Тот, довольный расторопностью вахтенного начальника, согласно кивнул. Лисянский послал посыльного разбудить капитана и доложить, что обнаружен неприятель. Повернувшись на корму, он радостно доложил старшему офицеру:

— Флагман сигнал принял и отрепетовал.

Спустя полчаса эскадра подвернула влево и легла на курс сближения со шведами. Теперь уже можно было сосчитать вымпела неприятеля. Их оказалось тридцать.

«…В четверг 6 июля около полудни, — доносил Грейг, — увидели шведский флот в 15-ть линейных кораблей при 40 и 60-ти пушечных рангов, в 8 больших фрегатов и в 5 меньших фрегатов, и 3-х пакетботов, в то же время сделан от меня сигнал: «Прибавить паруса и гнаться за неприятелем».

Грейг решил ускорить сближение с неприятелем боевого ядра и развернул колонну линейных кораблей в строй фронта. Наступил полдень. Артиллерийские расчеты откинули порты, подкатили орудия, разнесли ядра и заряды.

К Грейгу подошел капитан-лейтенант Одинцов:

— Ваше высокопревосходительство, до неприятеля не менее полутора-двух часов ходу. На пустой желудок голова и руки плохо слушают друг друга.

Грейг молча посмотрел на вымпел, вскинул зрительную трубу:

— Добро. Поднять сигнал: «Командам обедать, но поспешно».

Около четырех пополудни шведская линия стала видна со всей отчетливостью во главе с флагманом «Густав III».

Неожиданно шведы начали маневрировать, изменяя галсы[21]. Грейг не торопился принять решение. Бой надлежало принять по всем правилам морской тактики.

Прежде всего он, как положено, скомандовал фрегатам и малым судам отойти к осту и держаться в готовности за линией баталии, не мешая маневрам основных сил эскадры решать исход сражения.

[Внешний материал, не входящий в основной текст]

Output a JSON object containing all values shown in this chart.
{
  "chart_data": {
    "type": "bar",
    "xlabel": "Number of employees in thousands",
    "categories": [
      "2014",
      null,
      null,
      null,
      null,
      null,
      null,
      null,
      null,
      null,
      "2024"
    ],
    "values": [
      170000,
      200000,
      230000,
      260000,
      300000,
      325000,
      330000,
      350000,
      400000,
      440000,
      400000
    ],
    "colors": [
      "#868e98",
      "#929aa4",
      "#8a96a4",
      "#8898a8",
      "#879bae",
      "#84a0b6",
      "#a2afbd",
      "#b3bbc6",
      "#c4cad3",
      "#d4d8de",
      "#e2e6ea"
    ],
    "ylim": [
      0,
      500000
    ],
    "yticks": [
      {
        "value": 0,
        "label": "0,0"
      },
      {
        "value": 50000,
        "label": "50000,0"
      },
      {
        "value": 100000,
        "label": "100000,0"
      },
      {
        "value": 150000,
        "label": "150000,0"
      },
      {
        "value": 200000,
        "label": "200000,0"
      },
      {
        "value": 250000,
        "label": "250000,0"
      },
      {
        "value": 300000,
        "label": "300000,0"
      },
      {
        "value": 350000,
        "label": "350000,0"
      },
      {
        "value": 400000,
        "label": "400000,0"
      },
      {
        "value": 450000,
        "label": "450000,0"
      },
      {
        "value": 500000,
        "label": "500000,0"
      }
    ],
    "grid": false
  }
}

Когда стало очевидно намерение шведского флота — выйти на ветер, Грейг решил не производить перестроение в прежний порядок для сокращения времени маневра из строя фронта, и скомандовал сразу развернуться в «линию для боя». Теперь в авангарде оказался контр-адмирал Козлянинов, а в арьергарде — фон-Дезин. Лисянский, внимательно следивший за развертыванием эскадры, увидел, что по неизвестной причине корабли арьергарда не приняли сигнал флагмана. «Иоанн Богослов» вдруг повернул обратно. За ним потянулись «Дерись» под командой Вальронда и «Виктор».

Грейг, обычно сдержанный, оглянулся на корму, крепко выругался и прокричал:

— Повторить сигнал с позывными «Богослову», «Дерись», «Виктору». Выстрелить пушку для понятия.

Время уходило, шведы заканчивали перестроение. Грейг прикинул, что у шведов немалое преимущество в орудиях, а тут на беду четыре корабля его арьергарда вне дальности огня.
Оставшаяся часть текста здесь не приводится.